Celebrithink.com – Dunia teknologi lagi dibuat geger sama hasil tes IQ terbaru dari Mensa Norwegia. Bukan soal kecerdasan manusia, tapi soal seberapa “pintar” otak digital yang kita pakai sehari-hari. Hasilnya cukup mengejutkan! Grok-4.20 Expert Mode dan OpenAI GPT 5.5 Pro (Vision) resmi dinobatkan sebagai model AI paling cerdas saat ini dengan skor IQ mencapai 145. Skor ini jelas bukan kaleng-kaleng, karena sudah masuk kategori highly gifted kalau diukur pakai standar manusia.
Persaingan dua raksasa ini bener-bener ketat banget. Grok yang dikenal punya gaya bahasa lebih “bebas” ternyata punya kemampuan pemrosesan data yang mendalam. Sementara itu, GPT 5.5 Pro unggul dalam integrasi visual yang bikin dia makin jago buat bantu tugas-tugas kompleks. Fenomena ini membuktikan kalau AI bukan lagi sekadar asisten teks biasa, tapi sudah berevolusi jadi rekan berpikir yang sangat tajam.
Dominasi Skor 140 ke Atas: Era Super AI Dimulai!
Nggak cuma dua jawara di atas, model AI lain juga menunjukkan perkembangan yang bikin kita melongo. Gemini 3.1 Pro Preview dan Claude-4.7 Opus Extend Thinking sukses menembus skor di atas 140. Angka ini menunjukkan lompatan besar dalam teknologi Large Language Model (LLM). Dengan IQ setinggi itu, AI sekarang jauh lebih jago dalam melakukan penalaran kritis, memecahkan kode pemrograman yang rumit, hingga memahami konteks perasaan manusia dengan lebih halus.
Perkembangan pesat ini menandakan kalau kita sudah masuk ke era di mana teknologi bisa berpikir jauh lebih cepat daripada rata-rata manusia. Kemampuan Deep Thinking yang dimiliki Claude atau Gemini bukan cuma soal pamer angka, tapi soal gimana mereka bisa bantu kita riset data ribuan halaman hanya dalam hitungan detik. Benar-benar life changer buat kamu yang lagi skripsi atau kerja di bidang kreatif!
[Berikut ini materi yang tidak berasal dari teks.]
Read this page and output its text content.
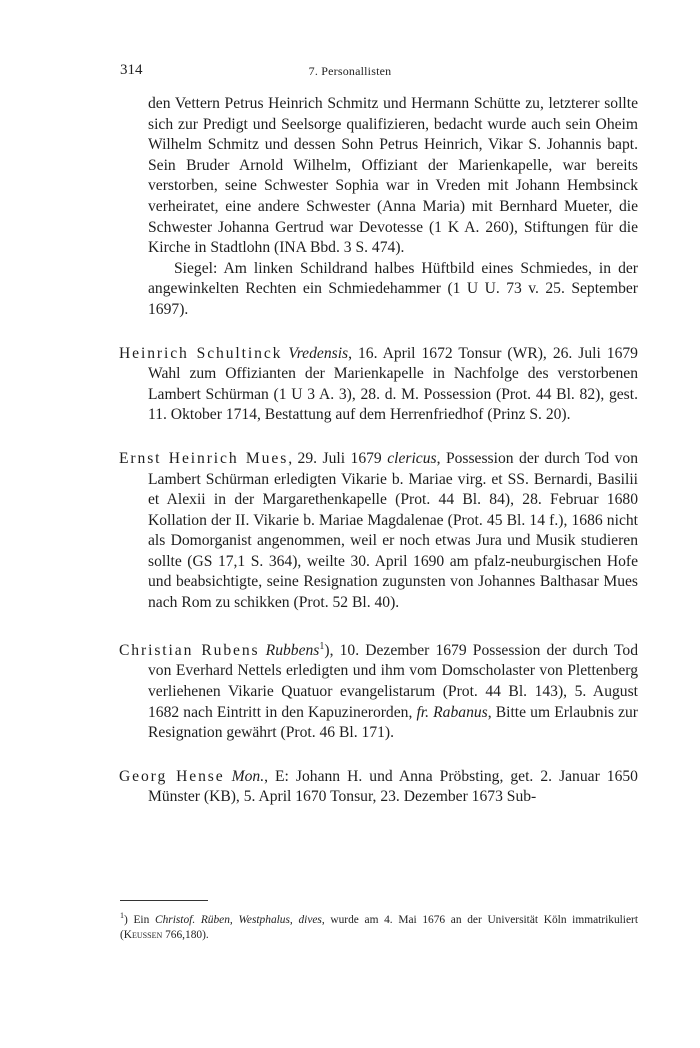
314	7. Personallisten

den Vettern Petrus Heinrich Schmitz und Hermann Schütte zu, letzterer sollte sich zur Predigt und Seelsorge qualifizieren, bedacht wurde auch sein Oheim Wilhelm Schmitz und dessen Sohn Petrus Heinrich, Vikar S. Johannis bapt. Sein Bruder Arnold Wilhelm, Offiziant der Marienkapelle, war bereits verstorben, seine Schwester Sophia war in Vreden mit Johann Hembsinck verheiratet, eine andere Schwester (Anna Maria) mit Bernhard Mueter, die Schwester Johanna Gertrud war Devotesse (1 K A. 260), Stiftungen für die Kirche in Stadtlohn (INA Bbd. 3 S. 474).

Siegel: Am linken Schildrand halbes Hüftbild eines Schmiedes, in der angewinkelten Rechten ein Schmiedehammer (1 U U. 73 v. 25. September 1697).

Heinrich Schultinck Vredensis, 16. April 1672 Tonsur (WR), 26. Juli 1679 Wahl zum Offizianten der Marienkapelle in Nachfolge des verstorbenen Lambert Schürman (1 U 3 A. 3), 28. d. M. Possession (Prot. 44 Bl. 82), gest. 11. Oktober 1714, Bestattung auf dem Herrenfriedhof (Prinz S. 20).

Ernst Heinrich Mues, 29. Juli 1679 clericus, Possession der durch Tod von Lambert Schürman erledigten Vikarie b. Mariae virg. et SS. Bernardi, Basilii et Alexii in der Margarethenkapelle (Prot. 44 Bl. 84), 28. Februar 1680 Kollation der II. Vikarie b. Mariae Magdalenae (Prot. 45 Bl. 14 f.), 1686 nicht als Domorganist angenommen, weil er noch etwas Jura und Musik studieren sollte (GS 17,1 S. 364), weilte 30. April 1690 am pfalz-neuburgischen Hofe und beabsichtigte, seine Resignation zugunsten von Johannes Balthasar Mues nach Rom zu schikken (Prot. 52 Bl. 40).

Christian Rubens Rubbens$^1$), 10. Dezember 1679 Possession der durch Tod von Everhard Nettels erledigten und ihm vom Domscholaster von Plettenberg verliehenen Vikarie Quatuor evangelistarum (Prot. 44 Bl. 143), 5. August 1682 nach Eintritt in den Kapuzinerorden, fr. Rabanus, Bitte um Erlaubnis zur Resignation gewährt (Prot. 46 Bl. 171).

Georg Hense Mon., E: Johann H. und Anna Pröbsting, get. 2. Januar 1650 Münster (KB), 5. April 1670 Tonsur, 23. Dezember 1673 Sub-

$^1$) Ein Christof. Rüben, Westphalus, dives, wurde am 4. Mai 1676 an der Universität Köln immatrikuliert (Keussen 766,180).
Gimana Kita Harus Bersikap di Tengah AI yang Makin Pintar?
Melihat skor IQ AI yang terus meroket, mungkin ada rasa khawatir kalau kita bakal tergantikan. Tapi tenang, bestie! IQ tinggi di mesin itu gunanya untuk membantu, bukan memusuhi. Kunci utamanya adalah kolaborasi. Bayangin kamu punya asisten dengan IQ 145 yang siap sedia 24 jam buat diajak brainstorming. Yang paling penting sekarang adalah cara kita memberikan instruksi atau prompting yang tepat agar kecerdasan mereka bisa tersalurkan dengan benar.
Ingat, AI mungkin punya skor IQ tinggi dalam hal data, tapi manusia tetap punya Emotional Intelligence (EQ) dan kreativitas yang nggak dimiliki mesin. Jadi, jangan malas buat eksplorasi alat-alat ini. Jadikan mereka partner buat ningkatin produktivitas kamu. Di tahun 2026 ini, orang yang sukses bukan lagi yang paling pintar sendirian, tapi yang paling jago “adu otak” bareng AI cerdas.